Israel Horovitz: People asked me if I was intimidated by Maggie Smith being Maggie Smith and it didn't even occur to me because we shared so many stories and so many friends. You start rehearsing a play and a week later you feel like these are my closest friends and the damn thing closes and you go into mourning. It felt that way with this movie. We all know each other. And you get to work quicker. And you want to impress Maggie and she wants to impress you.
Kevin Kline: I guess actors are always trying to impress one another.

Israel, what goals did you have in mind when you were adapting your play for the screen?
Israel Horovitz: I never really like plays that are adapted to movies. I knew that I wanted to write a movie that was a movie, and not an adaptation of a play. Most adaptations end up being not quite a play and not quite a movie. Given the fact that I started with the idea that Paris had to be a character, I started with an almost producible script that had so much detail about Paris and whittled that down.

Kevin, how did you come into the project?
Kevin Kline: Very obliquely. Some imaginative French producer offered me the play to do in Paris, in French. I could not do that. My French is not that good. The French production came and went without me and played for a couple of years. [pause] Did you call me up and tell me you were making a film of it? Tell the story of Café de Flore.
Israel Horovitz: So. I had a meeting in Paris with [French actor-producer] Dominique Besnehard. We were upstairs in Café de Flore. We were talking…and he said to me, "If you had your choice of any actor in the world to play Mathias, who would you choose?" And I said Kevin Kline. And Kevin walked up the staircase and appeared in the room. I thought I had been set up. I said, "What the f*ck is going on?"
Kevin Kline: The men's room is upstairs.
[laughter]
Kevin Kline: I was with a friend downstairs and they were the only ones upstairs. I said, "Oh, there's Dominique." He produced this film I was in called Queen to Play. And they said, "We were just talking about you." It was totally freaky.
Israel Horovitz: Twelve seconds after I said Kevin Kline. The staircase is such that he just appeared.
Kevin Kline: It seems to have my name written all over it.

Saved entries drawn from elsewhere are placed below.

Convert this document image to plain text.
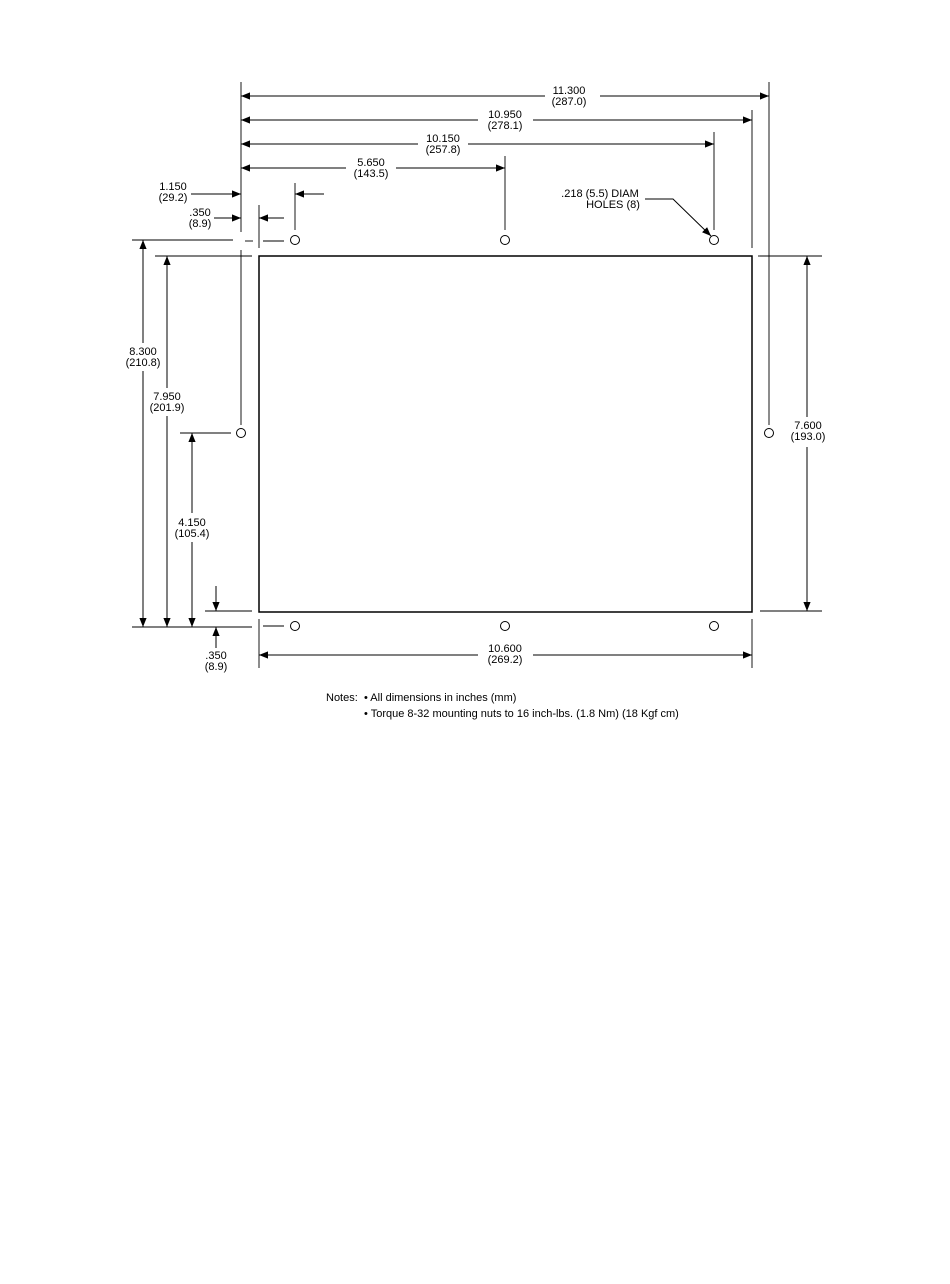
11.300
(287.0)
10.950
(278.1)
10.150
(257.8)
5.650
(143.5)
1.150
(29.2)
.350
(8.9)
.218 (5.5) DIAM
HOLES (8)
8.300
(210.8)
7.950
(201.9)
4.150
(105.4)
.350
(8.9)
7.600
(193.0)
10.600
(269.2)
Notes: • All dimensions in inches (mm)
• Torque 8-32 mounting nuts to 16 inch-lbs. (1.8 Nm) (18 Kgf cm)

Kevin, what was it that interested you in the material?
Israel Horovitz: He needed work. [laughs]
Kevin Kline: It excited me. I was constantly intrigued by it. I just knew that Israel has a way of, with seemingly colloquial locutions, creating people just talking and they remind us of ourselves. I couldn't explain it. There was something thematically dramatic, and yet comedic and light, and a particular combination of elements that were original to me. I had never played anyone like him…I just wanted to see where this goes.